How Do You Prove Equivalence of Two Polynomials?

[jeremy22511]

Can somebody prove the equivalence statement of two real polynomials in one variable x for me? My Math teacher just told us to remember it as a definition and so I didn't get any proof for it; I attempted to prove it myself and ended up confusing myself with a lot of symbols.

So, can somebody help me with this?

Thanks
Jeremy

 

[micromass]

So, what exactly does this "equivalence statement" state?

 

[HallsofIvy]

The only thing I can think of is that if two polynomials are equal for all x, then they have the same degree and corresponding coeffcients are equal.

If $a_0+ a_1x+ a_2x^2+$$+ \cdot\cdot\cdot\+ a_nx^n=$$b_0+ b_1x+ b_2x^2+ \cdot\cdot\cdot+ b_nx^n$ for all x, then we must have
$(a_0- b_0)+ (a_1- b_1)x$$+ (a_2- b_2)x^2+$$\cdot\cdot\cdot+ (a_n- b_n)x^n= 0$ so it is sufficient to show that if
$a_0+ a_1x+ a_2x^2+ \cdot\cdot\cdot+ a_nx^n= 0$ for all x then $a_0= a_1= a_2= \cdot\cdot\cdot= a_n= 0$. That is, prove that the functions, $1$, $x$, $x^2$, ..., $x^n$ are "independent".

One way to do that is to take n different values for x, say x= 0, 1, 2, ..., n, to get n equations to solve and show that those equations are independent: x= 0 gives $a_0= 0$ so that's easy, x= 1 gives $a_0+ a_1+ a_2+ \cdot\cdot\cdot+ a_n= 0$, x= 2 gives $a_0+ 2a_1+ 4a_2+ \cdot\cdot\cdot 2^n a_n= 0$, etc.

More sophisticated but simpler is to note that if $a_0+ a_1x+ a_2x^2+ \cdot\cdot\cdot+ a_nx^n= 0$ for all x, then it is a constant so its derivative, $a_1+ 2a_2x+ \cdot\cdot\cdot+ na_nx^{n-1}$ i also equal to 0 for all x and so its derivative if 0 for all x, etc. Setting x= 0 in the formula for the polynomial and all of its derivatives gives $a_0= 0$, $a_1= 0$, $2a_2= 0$, ..., $n! a_n= 0$ which again say that all coefficients are 0.

 

[jeremy22511]

Thanks. That really helped.

Jeremy

 

[CellCoree]

Sure, Jeremy. I can provide some insight and explanation on the concept of equivalence of polynomials.

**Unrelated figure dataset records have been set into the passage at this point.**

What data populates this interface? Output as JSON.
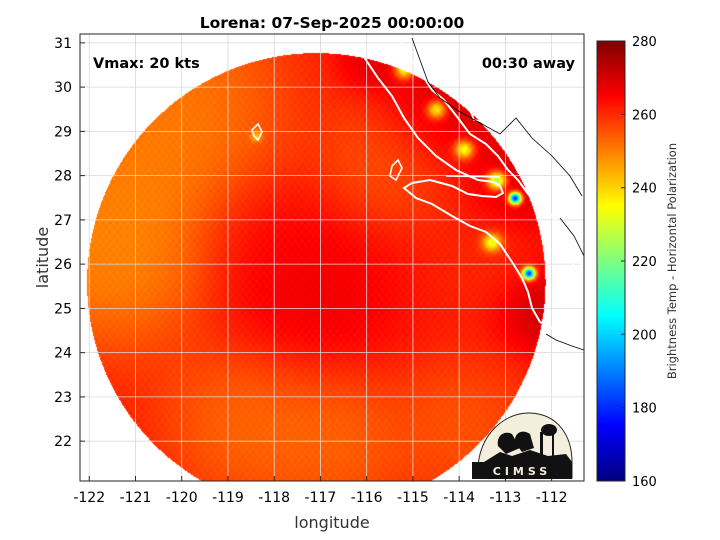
{
  "chart_data": {
    "type": "heatmap",
    "title": "Lorena: 07-Sep-2025 00:00:00",
    "xlabel": "longitude",
    "ylabel": "latitude",
    "xlim": [
      -122.2,
      -111.3
    ],
    "ylim": [
      21.1,
      31.2
    ],
    "x_ticks": [
      -122,
      -121,
      -120,
      -119,
      -118,
      -117,
      -116,
      -115,
      -114,
      -113,
      -112
    ],
    "y_ticks": [
      22,
      23,
      24,
      25,
      26,
      27,
      28,
      29,
      30,
      31
    ],
    "grid": true,
    "annotations": {
      "vmax": "Vmax: 20 kts",
      "time_offset": "00:30 away"
    },
    "colorbar": {
      "label": "Brightness Temp - Horizontal Polarization",
      "range": [
        160,
        280
      ],
      "ticks": [
        160,
        180,
        200,
        220,
        240,
        260,
        280
      ],
      "colormap": "jet"
    },
    "swath": {
      "center": [
        -117.1,
        25.6
      ],
      "radius_deg": 5.4,
      "base_temp": 262
    },
    "features": [
      {
        "lon": -117.4,
        "lat": 25.2,
        "temp": 270,
        "r": 1.6
      },
      {
        "lon": -118.3,
        "lat": 26.6,
        "temp": 266,
        "r": 1.2
      },
      {
        "lon": -121.0,
        "lat": 28.0,
        "temp": 246,
        "r": 2.2
      },
      {
        "lon": -121.5,
        "lat": 26.2,
        "temp": 244,
        "r": 1.8
      },
      {
        "lon": -120.0,
        "lat": 29.8,
        "temp": 247,
        "r": 1.8
      },
      {
        "lon": -118.5,
        "lat": 22.5,
        "temp": 248,
        "r": 1.6
      },
      {
        "lon": -116.6,
        "lat": 22.0,
        "temp": 250,
        "r": 1.3
      },
      {
        "lon": -114.0,
        "lat": 22.3,
        "temp": 252,
        "r": 1.3
      },
      {
        "lon": -115.5,
        "lat": 28.5,
        "temp": 252,
        "r": 1.3
      },
      {
        "lon": -113.4,
        "lat": 26.0,
        "temp": 260,
        "r": 1.0
      },
      {
        "lon": -115.9,
        "lat": 30.6,
        "temp": 272,
        "r": 0.6
      },
      {
        "lon": -114.4,
        "lat": 29.6,
        "temp": 276,
        "r": 1.2
      },
      {
        "lon": -112.5,
        "lat": 28.0,
        "temp": 274,
        "r": 1.0
      },
      {
        "lon": -112.2,
        "lat": 25.0,
        "temp": 276,
        "r": 0.8
      }
    ],
    "hot_spots": [
      {
        "lon": -112.8,
        "lat": 27.5,
        "temp": 180,
        "r": 0.13
      },
      {
        "lon": -112.5,
        "lat": 25.8,
        "temp": 182,
        "r": 0.13
      },
      {
        "lon": -113.2,
        "lat": 27.9,
        "temp": 226,
        "r": 0.2
      },
      {
        "lon": -113.3,
        "lat": 26.5,
        "temp": 232,
        "r": 0.2
      },
      {
        "lon": -113.9,
        "lat": 28.6,
        "temp": 234,
        "r": 0.2
      },
      {
        "lon": -115.2,
        "lat": 30.4,
        "temp": 236,
        "r": 0.2
      },
      {
        "lon": -114.5,
        "lat": 29.5,
        "temp": 238,
        "r": 0.2
      },
      {
        "lon": -118.4,
        "lat": 28.9,
        "temp": 242,
        "r": 0.12
      }
    ]
  },
  "logo": {
    "text": "CIMSS"
  }
}
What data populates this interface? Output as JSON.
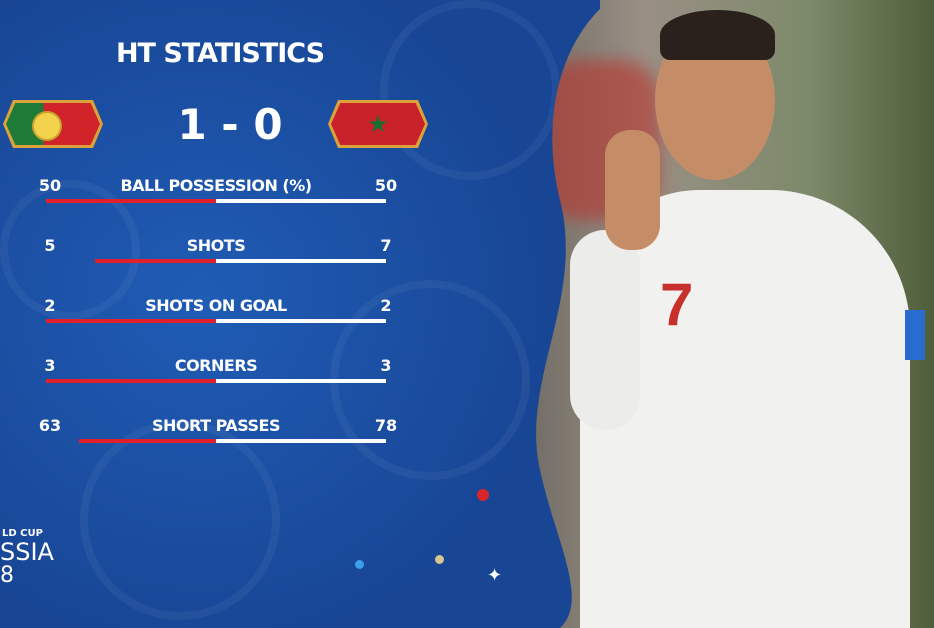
{
  "title": "HT STATISTICS",
  "teams": {
    "home": {
      "flag": "portugal-flag"
    },
    "away": {
      "flag": "morocco-flag"
    }
  },
  "score": "1 - 0",
  "stats": [
    {
      "label": "BALL POSSESSION (%)",
      "home": "50",
      "away": "50"
    },
    {
      "label": "SHOTS",
      "home": "5",
      "away": "7"
    },
    {
      "label": "SHOTS ON GOAL",
      "home": "2",
      "away": "2"
    },
    {
      "label": "CORNERS",
      "home": "3",
      "away": "3"
    },
    {
      "label": "SHORT PASSES",
      "home": "63",
      "away": "78"
    }
  ],
  "logo": {
    "line1": "LD CUP",
    "line2": "SSIA",
    "line3": "8"
  },
  "colors": {
    "background": "#1b4fa2",
    "home_bar": "#e0202a",
    "away_bar": "#ffffff"
  }
}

First of all, let's define what we mean by equivalence of polynomials. Two polynomials are considered equivalent if they have the same degree and the same coefficients. In other words, they have the same terms and the same powers of x.

For example, consider the polynomials 3x^2 + 5x + 2 and 2x^2 + 5x + 6. These two polynomials are equivalent because they both have the same degree (2) and the same coefficients (3, 5, and 2 for the first polynomial and 2, 5, and 6 for the second polynomial).

Now, to prove the equivalence statement, we can use the definition we just discussed. We can compare the terms and coefficients of the two polynomials and show that they are the same.

For instance, let's compare the first term of both polynomials, which is 3x^2 and 2x^2. We can see that they both have the same power of x (2) and the coefficients are different (3 and 2). However, we can factor out a common factor of x^2 from both terms, leaving us with 3 and 2, which are indeed the same coefficients.

We can continue this process for all the terms in the polynomials and show that they are equivalent. This is just one approach to proving the equivalence statement, and there are other methods that can be used as well.

I hope this helps clarify the concept for you, Jeremy. It's important to understand the definition of equivalence and how to compare terms and coefficients in order to prove it. Keep practicing and seeking help when needed, and you will become more comfortable with this concept. Good luck!